Step 4 — Connect the destination in Zenovay
- Open your website's dashboard and go to its Settings, then under the Data section open the Warehouse tab
- Click Add S3 destination
- Fill in the form:
| Field | Value |
|---|---|
| Bucket name | your-bucket |
| AWS region | The region your bucket is in (e.g. eu-central-1) |
| Access key ID | From Step 2 |
| Secret access key | From Step 2 |
| Object key prefix | zenovay/ (or any prefix; must match your IAM policy) |
| Schedule | Daily or hourly |
Zenovay encrypts your secret access key at rest with AES-GCM and never echoes it back in API responses.
Step 5 — Test the destination
After saving, click Run now on the destination row. Zenovay will:
- Read the most recent day's
analytics_dailyrows from your data - Format as CSV
- PUT to
s3://your-bucket/<prefix><team_id>/<yesterday>/analytics_daily.csv
The result shows up in seconds. If it fails, the error message tells you what AWS rejected — usually a typo in the bucket name, region mismatch, or missing IAM permission.
Schedule cadence
- Daily: runs once every 24 hours per destination
- Hourly: runs every hour at minute 0
Zenovay's hourly cron processes up to 200 destinations per tick; if your team has many destinations, runs may stagger by a few minutes.
Pause, resume, delete
- Pause stops scheduled runs without losing the configuration. Manual "Run now" still works.
- Resume turns scheduled runs back on with the same
next_run_atclock. - Delete removes the destination configuration AND its run history.
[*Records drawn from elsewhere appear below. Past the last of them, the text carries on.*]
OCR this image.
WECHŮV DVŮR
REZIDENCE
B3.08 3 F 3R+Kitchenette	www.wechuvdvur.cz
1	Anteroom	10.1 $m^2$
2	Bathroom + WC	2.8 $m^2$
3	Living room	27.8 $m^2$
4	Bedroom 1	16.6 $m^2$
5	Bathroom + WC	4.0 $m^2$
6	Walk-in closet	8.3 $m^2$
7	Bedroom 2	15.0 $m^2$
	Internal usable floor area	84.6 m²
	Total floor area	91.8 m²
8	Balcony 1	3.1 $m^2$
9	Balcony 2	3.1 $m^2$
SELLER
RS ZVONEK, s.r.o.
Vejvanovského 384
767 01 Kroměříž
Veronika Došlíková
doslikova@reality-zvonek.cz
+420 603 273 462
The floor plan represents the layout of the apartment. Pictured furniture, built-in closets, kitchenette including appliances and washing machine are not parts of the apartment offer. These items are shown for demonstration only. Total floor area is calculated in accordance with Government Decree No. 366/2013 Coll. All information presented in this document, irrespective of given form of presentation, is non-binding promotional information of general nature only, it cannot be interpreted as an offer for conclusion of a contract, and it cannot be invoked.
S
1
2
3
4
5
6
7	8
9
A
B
Existing files in your S3 bucket are not touched — they remain under your control.
Privacy and account deletion
- Aggregates only; no individual visitor IPs or PII leave Zenovay
- Credentials stored encrypted at rest with AES-GCM
- Deleting your Zenovay account purges the encrypted credentials and the destination configuration as part of the standard right-to-be-forgotten cascade
Frequently asked
Can I use a non-AWS S3-compatible store like MinIO, R2, or Wasabi? Yes. In the destination form, expand Advanced (S3-compatible endpoints) and paste your provider's S3 endpoint URL (for example https://abc123.r2.cloudflarestorage.com). For Cloudflare R2 and other non-AWS targets, pick the Auto (Cloudflare R2 / S3-compatible) region. The endpoint must be publicly reachable — to test against a local MinIO instance, expose it through a tunnel (cloudflared or ngrok) and use the public URL.
What about BigQuery and Snowflake? Coming in a follow-up release. The same scheduling, plan-gating, and credential storage will apply; only the connector differs.
Can I export to my own bucket in a different AWS account? Yes — that's the supported model. Your IAM user, your bucket, your account. Zenovay just signs the PUT.
How do I download the data once it's in S3? Standard AWS tools — aws s3 cp, the AWS console, or any S3 client. From there it's yours: query with Athena, load into Glue/Redshift/BigQuery, or feed into your own pipelines.
What region should I pick for the bucket? Wherever your downstream tools live. Zenovay charges no data-egress fees — those are between you and AWS. EU customers usually pick eu-central-1 for residency reasons.